Seven ways recent interest rate increases will affect the mortgage market
The market is likely anticipating greater government spending and potential tax cuts that could increase demand and prices. These rate increases will have seven important consequences for the mortgage market:
- Significantly fewer mortgages will be originated. The average rate on outstanding mortgages as of December 7 was 4.24 percent. A borrower must save at least 75 basis points (1 basis point is 0.01 percent) to find refinancing worth the cost and hassle. Using this assumption, refinancing would be economically worthwhile for 16 percent of current outstanding mortgages, down from 84 percent in 2012 and over 45 percent earlier this year.
Close to half of all mortgage originations were refinances in the first half of this year (see page 11). This interest rate change will eliminate most of these originations, slashing the number of mortgage originations and making mortgage banking less profitable.
- Home prices will rise. The same factors that are causing higher interest rates (greater demand, pressure on prices) will increase home prices. Higher prices should bring higher incomes, which will allow for higher housing payments. The cost of new homes also will be higher as labor and materials are affected by inflation, pushing up home prices from the supply side. This trend toward higher prices will be magnified by the inadequate supply of new units, a factor we don’t see changing quickly.
- Mortgage delinquencies and the number of underwater mortgages will decrease. As home prices rise, the amount of equity borrowers have in their homes will increase. Delinquencies will go down, as equity is one of the largest determinants of mortgage performance.
- Trade-up buying may decrease. Borrowers may be reluctant to sell their home to trade up, as they will face a higher mortgage rate on their new purchase. This will negatively affect home sales.
- Access to credit is likely to expand. As mortgage bankers try to compensate for the huge decline in mortgage originations, they will be more likely to lend to creditworthy borrowers who have less than perfect credit, borrowers who currently find it difficult to obtain a mortgage.
This happened in 2000, the last time there was a major rate increase. Interest rates in 2000 were, on average, close to 100 basis points (or 1 percent) higher than in 1999 or 2001. Volumes plummeted, but credit access expanded. The combined loan-to-value ratios on full-documentation, fully amortizing Freddie Mac loans increased 1.2 percent (from 77.6 percent in 1999 to 78.8 percent in 2000), and the original debt-to-income ratios increased from 33.2 percent in 1999 to 35.2 percent in 2000.
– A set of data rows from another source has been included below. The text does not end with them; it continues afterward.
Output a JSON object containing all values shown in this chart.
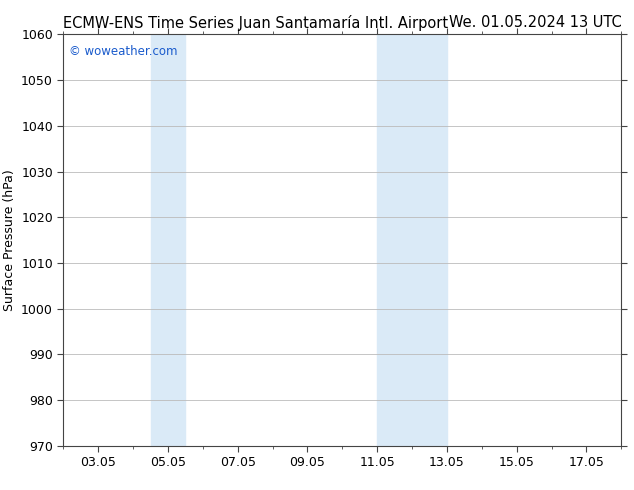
{
  "title_left": "ECMW-ENS Time Series Juan Santamaría Intl. Airport",
  "title_right": "We. 01.05.2024 13 UTC",
  "ylabel": "Surface Pressure (hPa)",
  "watermark": "© woweather.com",
  "watermark_color": "#1a5bcc",
  "ylim": [
    970,
    1060
  ],
  "yticks": [
    970,
    980,
    990,
    1000,
    1010,
    1020,
    1030,
    1040,
    1050,
    1060
  ],
  "xtick_labels": [
    "03.05",
    "05.05",
    "07.05",
    "09.05",
    "11.05",
    "13.05",
    "15.05",
    "17.05"
  ],
  "xtick_positions": [
    3,
    5,
    7,
    9,
    11,
    13,
    15,
    17
  ],
  "xlim": [
    2.0,
    18.0
  ],
  "shaded_bands": [
    {
      "x_start": 4.5,
      "x_end": 5.5,
      "color": "#daeaf7"
    },
    {
      "x_start": 11.0,
      "x_end": 13.0,
      "color": "#daeaf7"
    }
  ],
  "bg_color": "#ffffff",
  "plot_bg_color": "#ffffff",
  "grid_color": "#bbbbbb",
  "title_fontsize": 10.5,
  "tick_fontsize": 9,
  "ylabel_fontsize": 9,
  "spine_color": "#444444"
}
- Risk transfer innovations could slow. The Federal Housing Finance Agency requires that Fannie Mae and Freddie Mac transfer some of the credit risk on at least 90 percent of the targeted securities. To date, Fannie Mae and Freddie Mac have used back-end credit-risk transfer deals to off-load this risk, selling the risk after it is already on their books. As we and others have suggested, the Federal Housing Finance Agency is considering heavier use of front-end deals in which the risk is sold before the mortgage security is created. Unfortunately, the dwindling volumes we anticipate could easily slow this initiative.
- The mortgage-lengthening effect of three factors could push mortgage rates even higher. Factors that cause homeowners to retain their mortgages longer could turn mortgage-backed securities into longer-duration instruments. These longer-duration instruments would need to be absorbed by the market, which is the equivalent of issuing more bonds—a move that will increase rates overall.
Three factors could lengthen mortgages: a significant decline in the homeowners’ geographic mobility (which has been happening since the early 1980s), the decline in refinancing (point 1), and the decline in trade-up activity (point 4). No model adequately accounts for this phenomenon.
Rates are up because the market anticipates increased spending
Market prices reflect investors’ beliefs about the future; investors today think overall spending will increase, causing prices and interest rates to rise. The market is likely expecting the Trump administration to spend more on infrastructure and anticipating potential increased consumer spending if the new administration’s promised tax cuts materialize.
Higher prices will increase inflation, which will push up interest rates. In addition, Treasury must issue more debt to generate capital for the promised spending, putting further upward pressure on interest rates.